Army National Guard photo by Capt. Amy Hanna

Louisiana’s Fort Polk, home to the Army Joint Readiness Training Center, has amassed an unsustainable and dangerous population of feral horses — more than 700 of which now roam free around Army facilities.


Although it has been suggested that they descend from World War II Cavalry horses, garrison historians have disproved that information, suggesting that many horses have been abandoned by locals beginning around 1993.

In an interview with Task & Purpose, Col. David Athey, Fort Polk's garrison commander, said that because of financial hardship, “people were just basically abandoning their horses here around Fort Polk.”

As a result, when an inquiry was made, the U.S. District Court for the Eastern District of Louisiana determined the horses to be “trespass livestock.” And because they have been deemed as such, the “Wild Free Roaming Horses and Burros Protection Act of 1971,” which typically protects wild, free-roaming horses and burros on public lands, does not apply to them.

So when these feral horses began to interfere with training exercises that put their safety, and the safety of soldiers and military equipment in danger, an official Army environmental assessment was commissioned.

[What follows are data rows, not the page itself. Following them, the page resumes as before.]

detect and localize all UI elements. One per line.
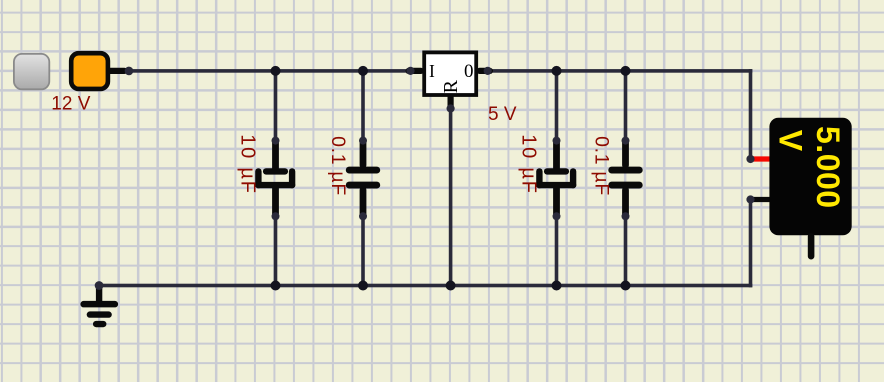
wire cap C3 top drop <box>555 71 559 141</box>
wire right vertical upper <box>749 69 753 160</box>
wire cap C2 top drop <box>361 71 365 141</box>
svg-text:5 V: 5 V <box>488 104 517 125</box>
ground bar 1 <box>80 301 118 308</box>
svg-text:V: V <box>772 130 808 152</box>
capacitor C1 top plate <box>263 168 288 174</box>
capacitor C1 10uF top lead <box>272 138 279 172</box>
junction dot C3 bottom <box>552 281 562 291</box>
ground bar 2 <box>87 311 112 317</box>
capacitor C1 cup bottom <box>255 182 295 188</box>
wire cap C4 top drop <box>624 71 628 141</box>
capacitor C1 bottom lead <box>272 185 279 217</box>
capacitor C1 cup right arm <box>289 168 295 188</box>
node dot C2 pin bottom <box>359 212 367 220</box>
capacitor C3 top plate <box>544 168 569 174</box>
node dot C3 pin bottom <box>553 212 561 220</box>
node dot C1 pin top <box>272 137 280 145</box>
node dot voltmeter minus <box>746 195 754 203</box>
svg-text:10 µF: 10 µF <box>237 134 259 195</box>
svg-text:0.1 µF: 0.1 µF <box>591 136 613 196</box>
capacitor C4 0.1uF top lead <box>622 138 629 169</box>
wire right vertical lower <box>749 199 753 287</box>
junction dot C4 bottom <box>621 281 631 291</box>
wire regulator ground drop <box>449 109 453 286</box>
node dot source output <box>125 67 134 76</box>
capacitor C2 bottom lead <box>360 187 367 218</box>
junction dot C4 top <box>621 66 631 76</box>
wire bottom bus <box>99 284 752 288</box>
capacitor C2 0.1uF top lead <box>360 138 367 169</box>
capacitor C3 cup bottom <box>536 182 576 188</box>
regulator U1 body <box>424 52 476 95</box>
node dot C4 pin top <box>622 137 630 145</box>
ground bar 3 <box>93 321 106 327</box>
regulator U1 left pin <box>406 68 425 74</box>
wire top left segment <box>127 69 413 73</box>
junction dot C1 top <box>271 66 281 76</box>
node dot regulator output <box>484 67 492 75</box>
node dot voltmeter plus <box>746 155 754 163</box>
junction dot C3 top <box>552 66 562 76</box>
junction dot C1 bottom <box>271 281 281 291</box>
regulator U1 bottom pin <box>448 95 454 112</box>
voltmeter M1 body <box>769 118 851 236</box>
capacitor C3 bottom lead <box>553 185 560 217</box>
capacitor C4 bottom plate <box>608 182 642 189</box>
push button S1 <box>14 54 49 89</box>
junction dot regulator ground <box>446 281 456 291</box>
capacitor C3 cup left arm <box>536 168 542 188</box>
node dot C1 pin bottom <box>272 212 280 220</box>
node dot ground <box>95 281 104 290</box>
svg-text:0: 0 <box>464 61 474 82</box>
node dot C3 pin top <box>553 137 561 145</box>
node dot regulator ground pin <box>447 104 455 112</box>
capacitor C2 top plate <box>346 167 380 174</box>
node dot C2 pin top <box>359 137 367 145</box>
svg-text:R: R <box>440 79 462 93</box>
voltmeter M1 bottom pin <box>808 233 815 260</box>
voltmeter M1 minus lead <box>747 197 773 202</box>
ground stem <box>96 283 102 303</box>
wire cap C3 bottom drop <box>555 216 559 286</box>
wire cap C1 bottom drop <box>274 216 278 286</box>
junction dot C2 bottom <box>358 281 368 291</box>
svg-text:10 µF: 10 µF <box>518 134 540 195</box>
voltmeter M1 plus lead red <box>747 156 773 161</box>
svg-text:5.000: 5.000 <box>810 126 846 209</box>
svg-text:12 V: 12 V <box>51 93 90 114</box>
svg-text:I: I <box>429 61 435 81</box>
node dot regulator input <box>406 67 414 75</box>
node dot C4 pin bottom <box>622 212 630 220</box>
wire cap C2 bottom drop <box>361 216 365 286</box>
junction dot C2 top <box>358 66 368 76</box>
voltage source V1 pin <box>107 68 128 74</box>
wire top right segment <box>487 69 752 73</box>
capacitor C4 bottom lead <box>622 187 629 218</box>
capacitor C3 cup right arm <box>570 168 576 188</box>
svg-text:0.1 µF: 0.1 µF <box>327 136 349 196</box>
capacitor C4 top plate <box>608 167 642 174</box>
wire cap C1 top drop <box>274 71 278 141</box>
capacitor C1 cup left arm <box>255 168 261 188</box>
capacitor C3 10uF top lead <box>553 138 560 172</box>
wire cap C4 bottom drop <box>624 216 628 286</box>
capacitor C2 bottom plate <box>346 182 380 189</box>
regulator U1 right pin <box>477 68 494 74</box>
voltage source V1 body <box>71 53 108 89</box>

Prior to the assessment, a statement released in August 2015 by JRTC and Fort Polk said, “The population of trespass horses that remain on the training landscape imposes a safety conflict with training activities. This safety risk is unacceptable for troops, Army equipment, and the horses themselves.”

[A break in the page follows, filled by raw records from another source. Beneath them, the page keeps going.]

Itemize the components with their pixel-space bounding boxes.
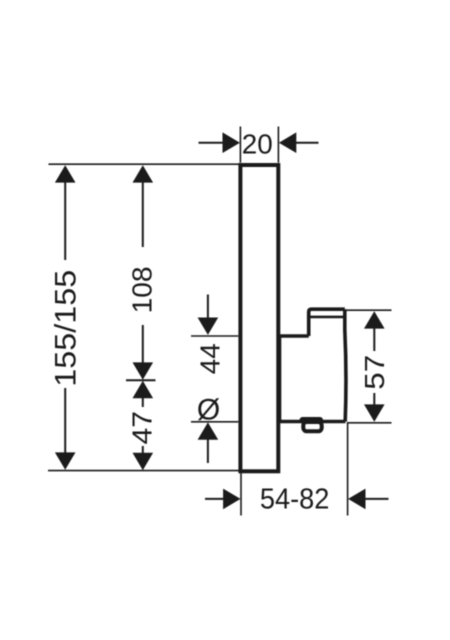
dim 20 left arrow xyxy=(223,132,240,153)
dim 108 line upper segment xyxy=(142,180,144,247)
wall plate (escutcheon side view) xyxy=(240,165,278,471)
dim 155/155 line lower segment xyxy=(64,388,66,455)
extension line bottom-left (plate bottom) xyxy=(48,470,240,472)
handle body right edge (slightly bowed) xyxy=(345,309,346,421)
svg-text:44: 44 xyxy=(195,343,226,374)
dim 57 arrow up xyxy=(364,311,385,328)
dim dia44 upper tail xyxy=(207,295,209,320)
dim 54-82 right arrow xyxy=(348,489,365,510)
extension line 54-82 right xyxy=(347,422,349,516)
dim dia44 arrow down xyxy=(198,318,219,335)
dim 54-82 left arrow xyxy=(223,489,240,510)
dim 20 right arrow xyxy=(279,132,296,153)
dim 108 arrow down xyxy=(133,362,154,379)
dim 155/155 line upper segment xyxy=(64,180,66,260)
extension line top-left (plate top) xyxy=(49,163,239,165)
retainer tab below body xyxy=(303,422,321,431)
dim 54-82 left tail xyxy=(205,498,224,500)
svg-text:20: 20 xyxy=(242,129,273,160)
svg-text:47: 47 xyxy=(127,411,158,445)
extension line 54-82 left xyxy=(240,473,242,516)
dim 57 arrow down xyxy=(364,404,385,421)
svg-text:54-82: 54-82 xyxy=(260,484,330,516)
dim 155/155 arrow up xyxy=(55,165,76,182)
extension line 20 right xyxy=(277,127,279,163)
svg-text:Ø: Ø xyxy=(197,393,220,426)
dim 57 line upper segment xyxy=(373,328,375,351)
dim 47 line upper segment xyxy=(142,397,144,407)
handle body bottom edge xyxy=(279,420,346,424)
dim 47 arrow up xyxy=(133,381,154,398)
extension line 20 left xyxy=(239,127,241,163)
handle body left edge (against plate) xyxy=(278,336,281,422)
dim 47 line lower segment xyxy=(142,446,144,454)
dim 57 line lower segment xyxy=(373,393,375,406)
dim dia44 arrow up xyxy=(198,422,219,439)
dim 20 right tail xyxy=(296,142,319,144)
svg-text:155/155: 155/155 xyxy=(49,270,82,387)
extension line 57 bottom xyxy=(348,422,392,424)
junction tick xyxy=(126,379,156,381)
handle grip step xyxy=(309,309,345,336)
extension line 57 top xyxy=(346,309,392,311)
svg-text:57: 57 xyxy=(359,355,390,390)
extension line dia44 bottom xyxy=(191,421,238,423)
grip ledge line xyxy=(310,316,343,319)
dim 155/155 arrow down xyxy=(55,452,76,469)
dim 47 arrow down xyxy=(133,453,154,470)
dim 54-82 right tail xyxy=(365,498,389,500)
dim dia44 lower tail xyxy=(207,439,209,463)
bump on bottom edge xyxy=(300,417,324,424)
dim 108 arrow up xyxy=(133,165,154,182)
dim 108 line lower segment xyxy=(142,325,144,364)
dim 20 left tail xyxy=(199,142,224,144)
svg-text:108: 108 xyxy=(127,266,158,313)
handle body top edge xyxy=(279,334,309,338)
extension line dia44 top xyxy=(191,335,238,337)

And Athey suggested that the environmental assessment proved just how critical the situation has become.

“This is what I’d underscore most importantly in why we’ve taken action is the fact that these horses are a risk to our mission here — specifically JRTC,” Athey said. “In our analysis, to address the commanding general’s concerns … we determined that there was significant enough risk that there might be a horse strike to the rotary-wing and the fixed-wing assets that routinely train here.”

Completed in early August 2016, and coming in at a whopping 1,003 pages, the assessment discusses everything from equine lineage, to solutions, to public comments — all of which were taken into consideration by Brig. Gen. Gary M. Brito, commanding general of JRTC and Fort Polk.

According the findings, “During a substantial portion of the year, the horses congregate in large numbers on these artificial prairies, which are heavily utilized during training. Soldiers routinely conduct day [and] night parachute operations into the drop zones, and military aircraft land within the drop zones and unimproved landing strips. Neither the drop zones nor the unimproved landing strips are equipped with artificial lighting. The horses, which have become accustomed to training activity, do not abandon the drop zones or landing strips simply because they are being utilized for training.”

And the ever-growing number of horses found at Fort Polk will continue to be more and more detrimental to training operations, both financially and safety-wise.

If a herd of horses prevents safe landing operations or even impedes take-off when an operation was planned, it comes at a hefty price. The amount of money it costs to run various missions using certain equipment can cost millions. And in an era where every dollar counts, the situation cannot go unaddressed, Athey added.